Menurut Roslan, keberhasilan Malaysia dalam mengelola wisata religi tidak lepas dari prinsip-prinsip seperti akuntabilitas, transparansi, dan partisipasi.
“Kami percaya bahwa masyarakat lokal harus menjadi bagian dari narasi sejarah dan budaya, bukan sekadar penonton atau objek wisata,” katanya.
Dia juga menjelaskan banyak situs religi di Malaysia kini telah terintegrasi dengan program edukasi sejarah Islam, pusat informasi multibahasa, dan digitalisasi pelayanan bagi wisatawan.
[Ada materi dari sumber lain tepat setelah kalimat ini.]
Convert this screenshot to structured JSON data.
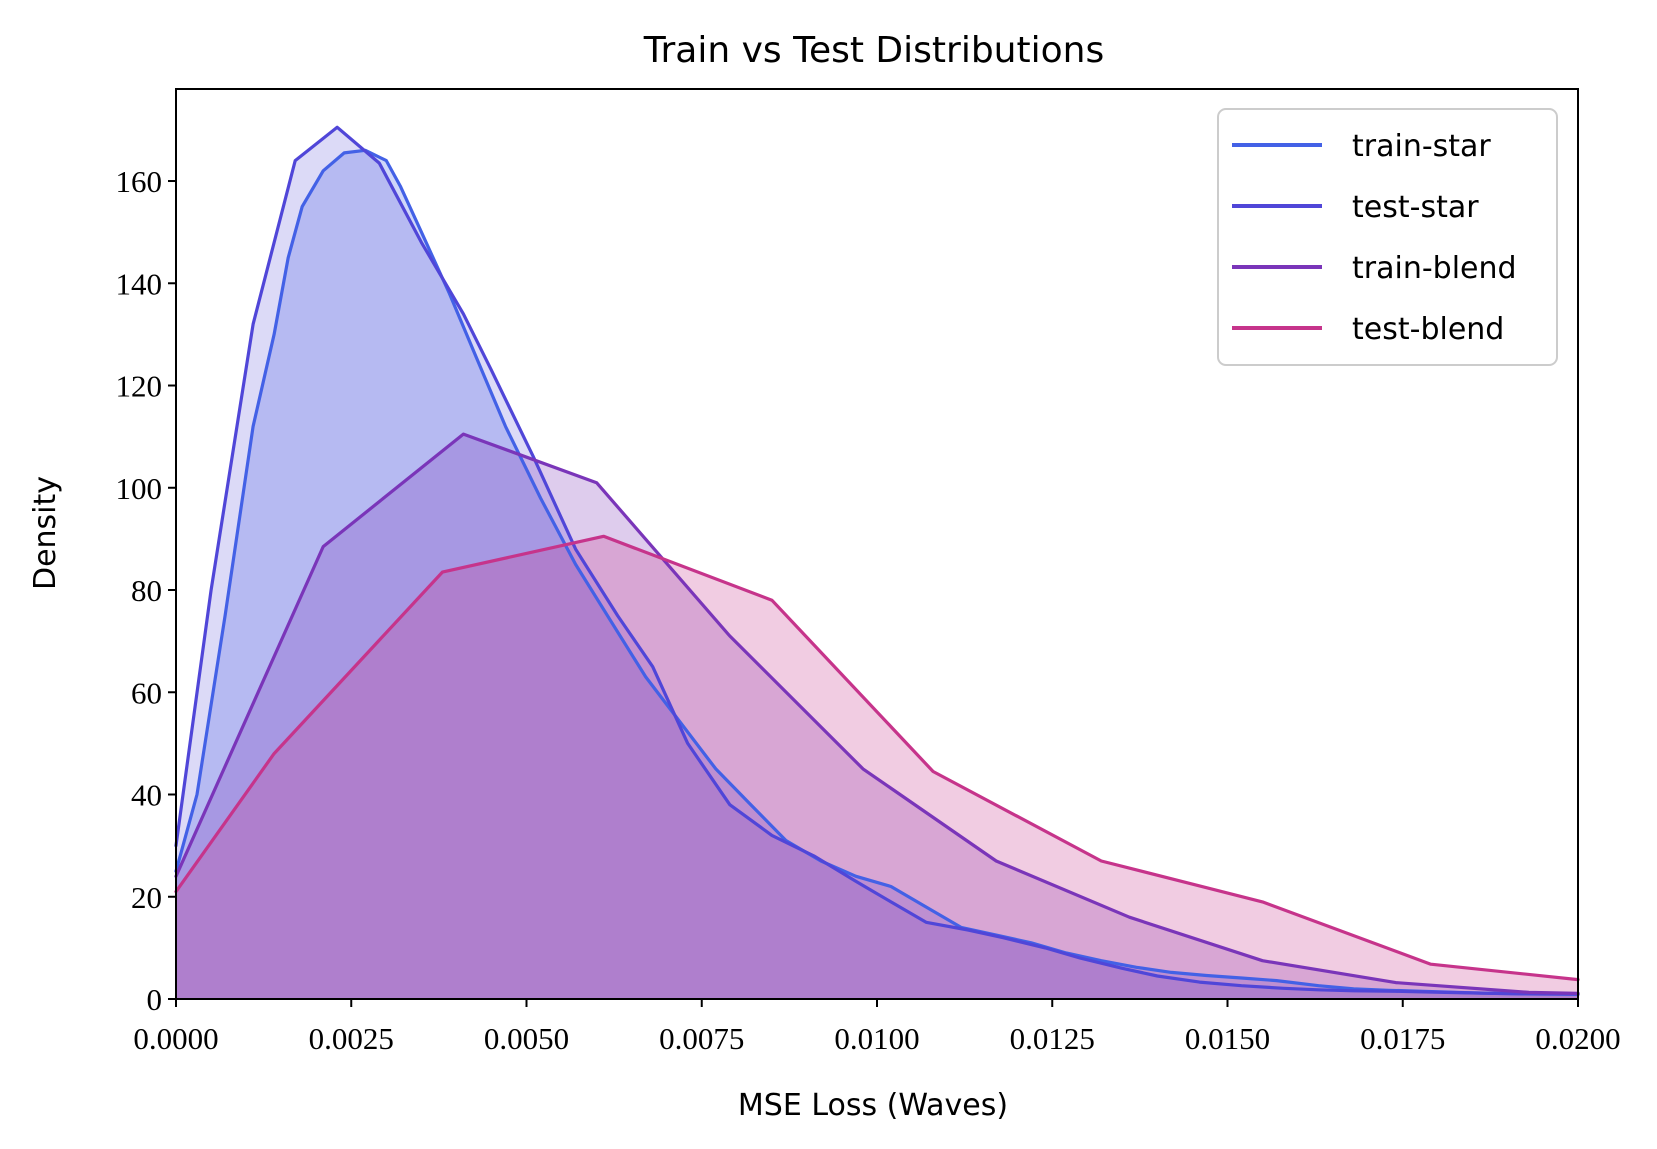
{
  "chart_data": {
    "type": "area",
    "title": "Train vs Test Distributions",
    "xlabel": "MSE Loss (Waves)",
    "ylabel": "Density",
    "xlim": [
      0.0,
      0.02
    ],
    "ylim": [
      0,
      178
    ],
    "x_ticks": [
      "0.0000",
      "0.0025",
      "0.0050",
      "0.0075",
      "0.0100",
      "0.0125",
      "0.0150",
      "0.0175",
      "0.0200"
    ],
    "y_ticks": [
      "0",
      "20",
      "40",
      "60",
      "80",
      "100",
      "120",
      "140",
      "160"
    ],
    "grid": false,
    "legend_position": "top-right",
    "series": [
      {
        "name": "train-star",
        "color": "#4361e6",
        "fill": "#4361e6",
        "fill_opacity": 0.25,
        "points": [
          [
            0.0,
            25
          ],
          [
            0.0003,
            40
          ],
          [
            0.0007,
            75
          ],
          [
            0.0011,
            112
          ],
          [
            0.0014,
            130
          ],
          [
            0.0016,
            145
          ],
          [
            0.0018,
            155
          ],
          [
            0.0021,
            162
          ],
          [
            0.0024,
            165.5
          ],
          [
            0.0027,
            166
          ],
          [
            0.003,
            164
          ],
          [
            0.0032,
            159
          ],
          [
            0.0035,
            150
          ],
          [
            0.0039,
            138
          ],
          [
            0.0043,
            125
          ],
          [
            0.0047,
            112
          ],
          [
            0.0052,
            98
          ],
          [
            0.0057,
            85
          ],
          [
            0.0062,
            74
          ],
          [
            0.0067,
            63
          ],
          [
            0.0072,
            54
          ],
          [
            0.0077,
            45
          ],
          [
            0.0082,
            38
          ],
          [
            0.0087,
            31
          ],
          [
            0.0092,
            27
          ],
          [
            0.0097,
            24
          ],
          [
            0.0102,
            22
          ],
          [
            0.0107,
            18
          ],
          [
            0.0112,
            14
          ],
          [
            0.0117,
            12.5
          ],
          [
            0.0122,
            11
          ],
          [
            0.0127,
            9
          ],
          [
            0.0132,
            7.5
          ],
          [
            0.0137,
            6.2
          ],
          [
            0.0142,
            5.2
          ],
          [
            0.0147,
            4.6
          ],
          [
            0.0152,
            4.1
          ],
          [
            0.0157,
            3.6
          ],
          [
            0.0163,
            2.6
          ],
          [
            0.0168,
            2.0
          ],
          [
            0.0173,
            1.7
          ],
          [
            0.0178,
            1.5
          ],
          [
            0.0185,
            1.2
          ],
          [
            0.0192,
            1.0
          ],
          [
            0.02,
            0.9
          ]
        ]
      },
      {
        "name": "test-star",
        "color": "#5046d8",
        "fill": "#5046d8",
        "fill_opacity": 0.2,
        "points": [
          [
            0.0,
            30
          ],
          [
            0.0005,
            80
          ],
          [
            0.0011,
            132
          ],
          [
            0.0017,
            164
          ],
          [
            0.0023,
            170.5
          ],
          [
            0.0029,
            163.5
          ],
          [
            0.0035,
            148
          ],
          [
            0.0041,
            134
          ],
          [
            0.0045,
            123
          ],
          [
            0.0051,
            106
          ],
          [
            0.0057,
            88
          ],
          [
            0.0063,
            75
          ],
          [
            0.0068,
            65
          ],
          [
            0.0073,
            50
          ],
          [
            0.0079,
            38
          ],
          [
            0.0085,
            32
          ],
          [
            0.0091,
            28
          ],
          [
            0.0097,
            23
          ],
          [
            0.0102,
            19
          ],
          [
            0.0107,
            15
          ],
          [
            0.0113,
            13.5
          ],
          [
            0.0118,
            12
          ],
          [
            0.0124,
            10
          ],
          [
            0.0129,
            8
          ],
          [
            0.0135,
            6
          ],
          [
            0.014,
            4.5
          ],
          [
            0.0146,
            3.3
          ],
          [
            0.0152,
            2.6
          ],
          [
            0.0158,
            2.1
          ],
          [
            0.0163,
            1.8
          ],
          [
            0.0168,
            1.6
          ],
          [
            0.0174,
            1.5
          ],
          [
            0.0181,
            1.3
          ],
          [
            0.0188,
            1.1
          ],
          [
            0.0195,
            1.0
          ],
          [
            0.02,
            1.0
          ]
        ]
      },
      {
        "name": "train-blend",
        "color": "#7a35b9",
        "fill": "#7a35b9",
        "fill_opacity": 0.25,
        "points": [
          [
            0.0,
            24
          ],
          [
            0.0021,
            88.5
          ],
          [
            0.0041,
            110.5
          ],
          [
            0.006,
            101
          ],
          [
            0.0079,
            71
          ],
          [
            0.0098,
            45
          ],
          [
            0.0117,
            27
          ],
          [
            0.0136,
            16
          ],
          [
            0.0155,
            7.5
          ],
          [
            0.0174,
            3.2
          ],
          [
            0.0193,
            1.3
          ],
          [
            0.02,
            1.1
          ]
        ]
      },
      {
        "name": "test-blend",
        "color": "#c6348b",
        "fill": "#c6348b",
        "fill_opacity": 0.25,
        "points": [
          [
            0.0,
            21
          ],
          [
            0.0014,
            48
          ],
          [
            0.0038,
            83.5
          ],
          [
            0.0061,
            90.5
          ],
          [
            0.0085,
            78
          ],
          [
            0.0108,
            44.5
          ],
          [
            0.0132,
            27
          ],
          [
            0.0155,
            19
          ],
          [
            0.0179,
            6.8
          ],
          [
            0.02,
            3.8
          ]
        ]
      }
    ]
  }
}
Moderator dalam acara ini, Restu Karlina Rahayu, Ph.D., menyampaikan bahwa kedua narasumber berhasil menghadirkan perspektif komparatif yang sangat berharga.
“Kita bisa melihat bagaimana negara dengan konteks demografis yang sangat berbeda, Argentina sebagai negara dengan minoritas Muslim dan Malaysia sebagai negara mayoritas Muslim, sama-sama berupaya membangun sistem pariwisata yang berbasis pada tata kelola yang baik,” ujarnya.
Kegiatan ini menjadi bagian dari upaya internasionalisasi kurikulum serta penguatan kolaborasi global yang dilakukan oleh Program Studi Ilmu Pemerintahan FISIP UB.
Antusiasme para mahasiswa menunjukkan bahwa isu tata kelola dalam sektor wisata, khususnya yang berbasis nilai-nilai keagamaan, merupakan topik yang relevan dan perlu terus dikaji dari perspektif multidisipliner. (Humas FISIP/Humas UB)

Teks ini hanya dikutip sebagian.